Ground was broken Monday on the first large phase of the much-anticipated Port Covington development.
More than a million square feet of office space plus hotels, residential and retail are expected to take shape in the coming years.
It will be called the Rye Street Market, an expansion of the distillery and restaurant already up and running.
In the coming months, expect to see crews starting to literally lay the groundwork.
"We have mass grading which will then go on to utilities in the fall, and then we will be doing vertical buildings by the end of this year, beginning of next,” said lead developer of the Port Covington Marc Weller. “The project is real, and it is time to go."
Weller says expect to see the first buildings complete in about two years.
In addition to the cyber security companies that already signed leases, Sagamore boasts about another 15 businesses poised to jump in with big retail to follow.
But pull out to the bigger picture just across the Hanover Street Bridge and there are six communities, some of which have been struggling with years of disinvestment.
The Port Covington agreement was designed to be inclusive of those neighborhoods with impact funds, affordable housing and a 30 percent local work force piece.
While leaders of these communities still see the skepticism in all the dogs and ponies under the white tent on the Middle Branch, they insist Port Covington will make good on its community promise.
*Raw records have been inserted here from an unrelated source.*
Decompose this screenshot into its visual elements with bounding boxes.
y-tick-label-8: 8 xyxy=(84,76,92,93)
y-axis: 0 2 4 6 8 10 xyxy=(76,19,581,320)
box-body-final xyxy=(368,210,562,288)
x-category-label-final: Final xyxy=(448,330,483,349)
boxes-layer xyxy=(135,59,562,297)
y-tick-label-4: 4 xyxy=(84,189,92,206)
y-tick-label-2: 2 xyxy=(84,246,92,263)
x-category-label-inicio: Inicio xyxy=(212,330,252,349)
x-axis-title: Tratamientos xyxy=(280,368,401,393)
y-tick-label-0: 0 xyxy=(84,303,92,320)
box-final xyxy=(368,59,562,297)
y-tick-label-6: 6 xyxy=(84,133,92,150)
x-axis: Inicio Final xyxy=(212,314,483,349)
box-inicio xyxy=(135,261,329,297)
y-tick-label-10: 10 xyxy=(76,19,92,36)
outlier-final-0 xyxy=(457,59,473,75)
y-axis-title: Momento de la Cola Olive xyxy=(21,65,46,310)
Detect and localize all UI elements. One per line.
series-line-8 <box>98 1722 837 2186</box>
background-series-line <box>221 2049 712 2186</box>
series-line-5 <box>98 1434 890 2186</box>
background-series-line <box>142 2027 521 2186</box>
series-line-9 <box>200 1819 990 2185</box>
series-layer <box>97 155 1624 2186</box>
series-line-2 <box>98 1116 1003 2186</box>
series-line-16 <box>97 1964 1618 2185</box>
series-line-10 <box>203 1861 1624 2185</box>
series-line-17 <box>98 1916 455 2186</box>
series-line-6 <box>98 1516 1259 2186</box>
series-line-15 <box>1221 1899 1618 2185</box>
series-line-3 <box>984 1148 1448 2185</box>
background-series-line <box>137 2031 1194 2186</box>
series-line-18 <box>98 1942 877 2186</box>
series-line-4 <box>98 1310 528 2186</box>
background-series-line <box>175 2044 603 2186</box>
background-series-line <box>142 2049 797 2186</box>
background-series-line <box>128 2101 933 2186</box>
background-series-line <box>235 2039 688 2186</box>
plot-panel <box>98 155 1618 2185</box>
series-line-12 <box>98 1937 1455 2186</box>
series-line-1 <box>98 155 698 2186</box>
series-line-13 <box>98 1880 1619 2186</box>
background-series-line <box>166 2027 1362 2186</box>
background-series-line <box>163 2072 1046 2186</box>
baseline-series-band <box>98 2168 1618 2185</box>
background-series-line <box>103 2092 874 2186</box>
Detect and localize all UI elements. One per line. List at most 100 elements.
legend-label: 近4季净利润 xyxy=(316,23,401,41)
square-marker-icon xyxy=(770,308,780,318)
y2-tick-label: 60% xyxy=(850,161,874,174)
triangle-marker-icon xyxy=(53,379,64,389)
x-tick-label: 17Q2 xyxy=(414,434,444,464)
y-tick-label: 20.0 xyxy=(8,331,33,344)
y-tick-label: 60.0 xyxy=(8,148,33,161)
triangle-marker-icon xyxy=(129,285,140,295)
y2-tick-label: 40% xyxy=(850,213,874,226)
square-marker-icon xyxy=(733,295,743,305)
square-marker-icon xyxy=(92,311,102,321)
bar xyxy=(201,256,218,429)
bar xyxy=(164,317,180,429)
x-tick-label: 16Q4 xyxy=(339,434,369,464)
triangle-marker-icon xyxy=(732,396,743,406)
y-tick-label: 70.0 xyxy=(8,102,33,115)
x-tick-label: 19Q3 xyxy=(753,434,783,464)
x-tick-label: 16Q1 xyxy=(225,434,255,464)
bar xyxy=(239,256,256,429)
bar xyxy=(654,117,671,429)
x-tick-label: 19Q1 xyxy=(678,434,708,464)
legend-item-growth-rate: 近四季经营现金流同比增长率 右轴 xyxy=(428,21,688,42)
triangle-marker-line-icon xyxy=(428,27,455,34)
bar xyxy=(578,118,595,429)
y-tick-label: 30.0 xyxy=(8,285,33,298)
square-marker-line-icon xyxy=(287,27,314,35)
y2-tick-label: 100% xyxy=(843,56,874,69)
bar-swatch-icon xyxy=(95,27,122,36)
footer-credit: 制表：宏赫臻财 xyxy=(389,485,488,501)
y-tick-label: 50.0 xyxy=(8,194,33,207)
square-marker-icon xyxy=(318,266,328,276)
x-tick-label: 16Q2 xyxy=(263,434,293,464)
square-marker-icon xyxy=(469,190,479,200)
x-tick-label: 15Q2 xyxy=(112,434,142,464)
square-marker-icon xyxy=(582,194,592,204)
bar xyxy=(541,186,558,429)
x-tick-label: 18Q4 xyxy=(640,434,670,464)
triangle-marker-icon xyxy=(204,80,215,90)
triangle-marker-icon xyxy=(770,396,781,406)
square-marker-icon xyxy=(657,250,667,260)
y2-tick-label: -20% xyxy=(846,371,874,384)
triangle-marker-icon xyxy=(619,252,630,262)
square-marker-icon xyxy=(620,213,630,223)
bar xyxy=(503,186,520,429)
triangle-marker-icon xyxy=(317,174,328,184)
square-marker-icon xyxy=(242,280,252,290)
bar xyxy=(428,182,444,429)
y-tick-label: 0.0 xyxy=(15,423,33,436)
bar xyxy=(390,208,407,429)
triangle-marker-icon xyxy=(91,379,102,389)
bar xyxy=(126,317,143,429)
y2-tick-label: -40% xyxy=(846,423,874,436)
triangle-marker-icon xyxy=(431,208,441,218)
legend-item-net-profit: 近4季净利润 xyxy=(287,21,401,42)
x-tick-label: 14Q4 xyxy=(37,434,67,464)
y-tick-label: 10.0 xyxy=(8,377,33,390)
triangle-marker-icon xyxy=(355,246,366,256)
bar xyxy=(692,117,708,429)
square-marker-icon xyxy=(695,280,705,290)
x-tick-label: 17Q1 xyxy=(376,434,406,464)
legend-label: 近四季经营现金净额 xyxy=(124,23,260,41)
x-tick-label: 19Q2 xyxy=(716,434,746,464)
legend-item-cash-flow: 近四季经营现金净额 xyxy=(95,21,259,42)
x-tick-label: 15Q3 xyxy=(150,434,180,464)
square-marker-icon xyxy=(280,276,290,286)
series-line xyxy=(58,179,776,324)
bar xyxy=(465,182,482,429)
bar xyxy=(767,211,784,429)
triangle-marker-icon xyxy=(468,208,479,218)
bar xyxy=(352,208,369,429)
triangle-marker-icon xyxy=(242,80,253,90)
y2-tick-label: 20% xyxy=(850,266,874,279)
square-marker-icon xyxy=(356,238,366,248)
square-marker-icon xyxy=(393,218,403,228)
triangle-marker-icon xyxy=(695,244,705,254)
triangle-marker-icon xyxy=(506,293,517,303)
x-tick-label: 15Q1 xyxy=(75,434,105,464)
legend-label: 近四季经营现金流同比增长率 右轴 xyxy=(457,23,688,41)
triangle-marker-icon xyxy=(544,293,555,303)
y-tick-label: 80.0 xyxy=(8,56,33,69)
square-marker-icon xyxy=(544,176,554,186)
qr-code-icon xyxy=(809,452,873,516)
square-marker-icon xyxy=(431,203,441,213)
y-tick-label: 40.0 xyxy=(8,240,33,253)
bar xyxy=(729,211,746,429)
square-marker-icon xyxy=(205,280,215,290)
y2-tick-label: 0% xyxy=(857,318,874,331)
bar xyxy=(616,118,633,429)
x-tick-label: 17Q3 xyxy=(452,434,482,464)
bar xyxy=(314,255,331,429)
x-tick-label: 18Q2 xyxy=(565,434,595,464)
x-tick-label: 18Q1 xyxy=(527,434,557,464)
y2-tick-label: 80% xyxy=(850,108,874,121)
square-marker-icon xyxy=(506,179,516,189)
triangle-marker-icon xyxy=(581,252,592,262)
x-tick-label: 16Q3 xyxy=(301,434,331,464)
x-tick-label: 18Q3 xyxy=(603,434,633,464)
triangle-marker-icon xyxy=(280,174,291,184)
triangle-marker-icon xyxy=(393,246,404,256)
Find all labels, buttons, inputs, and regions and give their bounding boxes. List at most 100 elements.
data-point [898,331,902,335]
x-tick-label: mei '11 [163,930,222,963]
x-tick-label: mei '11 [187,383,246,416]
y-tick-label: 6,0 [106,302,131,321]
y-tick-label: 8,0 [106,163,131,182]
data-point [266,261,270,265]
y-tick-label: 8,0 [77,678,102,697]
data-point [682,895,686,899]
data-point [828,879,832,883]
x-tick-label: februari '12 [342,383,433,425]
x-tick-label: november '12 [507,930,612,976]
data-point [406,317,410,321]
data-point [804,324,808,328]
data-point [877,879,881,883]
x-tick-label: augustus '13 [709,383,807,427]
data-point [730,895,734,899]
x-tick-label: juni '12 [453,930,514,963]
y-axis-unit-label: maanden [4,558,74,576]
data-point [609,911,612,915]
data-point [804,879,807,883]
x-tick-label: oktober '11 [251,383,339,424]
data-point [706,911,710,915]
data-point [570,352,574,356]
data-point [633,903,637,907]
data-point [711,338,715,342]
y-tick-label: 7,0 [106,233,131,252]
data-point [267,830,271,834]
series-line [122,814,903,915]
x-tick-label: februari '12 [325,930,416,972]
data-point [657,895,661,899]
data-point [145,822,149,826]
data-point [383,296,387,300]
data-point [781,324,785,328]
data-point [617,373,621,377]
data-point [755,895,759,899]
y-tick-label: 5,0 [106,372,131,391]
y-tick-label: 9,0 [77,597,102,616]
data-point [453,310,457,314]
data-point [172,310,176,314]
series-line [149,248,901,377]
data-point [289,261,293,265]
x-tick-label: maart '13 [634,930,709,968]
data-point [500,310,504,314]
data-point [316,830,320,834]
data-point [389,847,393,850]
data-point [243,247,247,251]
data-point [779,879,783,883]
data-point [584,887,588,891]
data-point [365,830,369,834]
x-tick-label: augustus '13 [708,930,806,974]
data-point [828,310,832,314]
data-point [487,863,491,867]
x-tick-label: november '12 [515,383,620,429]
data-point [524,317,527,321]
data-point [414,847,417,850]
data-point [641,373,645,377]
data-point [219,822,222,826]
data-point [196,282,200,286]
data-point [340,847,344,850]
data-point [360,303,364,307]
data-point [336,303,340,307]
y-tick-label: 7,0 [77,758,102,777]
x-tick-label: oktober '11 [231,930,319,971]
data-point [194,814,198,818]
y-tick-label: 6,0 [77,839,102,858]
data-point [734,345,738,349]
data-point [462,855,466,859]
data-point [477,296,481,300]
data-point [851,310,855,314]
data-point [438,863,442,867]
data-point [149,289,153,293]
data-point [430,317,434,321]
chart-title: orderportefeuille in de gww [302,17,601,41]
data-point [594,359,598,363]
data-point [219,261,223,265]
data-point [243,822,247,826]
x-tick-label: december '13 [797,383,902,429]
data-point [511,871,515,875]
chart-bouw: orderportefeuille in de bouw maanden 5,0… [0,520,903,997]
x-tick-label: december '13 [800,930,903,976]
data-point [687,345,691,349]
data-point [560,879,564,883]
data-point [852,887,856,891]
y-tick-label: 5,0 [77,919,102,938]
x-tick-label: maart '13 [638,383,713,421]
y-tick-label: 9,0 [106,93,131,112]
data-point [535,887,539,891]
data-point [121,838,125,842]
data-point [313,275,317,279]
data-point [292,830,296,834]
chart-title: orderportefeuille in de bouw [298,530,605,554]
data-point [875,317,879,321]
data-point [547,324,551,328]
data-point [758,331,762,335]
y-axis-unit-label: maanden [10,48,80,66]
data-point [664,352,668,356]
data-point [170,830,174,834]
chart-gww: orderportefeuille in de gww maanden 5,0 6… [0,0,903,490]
"I think for some, for some who are not as involved in an ongoing basis within the community, it is a wait and see,” said Michael Middleton, Executive Director of SB7, a coalition of South Baltimore, “but for those of us that are working with Port Covington on almost a daily basis, we see what the nature of that development is and what it can be."
Sagamore says it expects to generate a lot of jobs through this first build out.
Once this first phase is completed, developers say it will help dictate the second.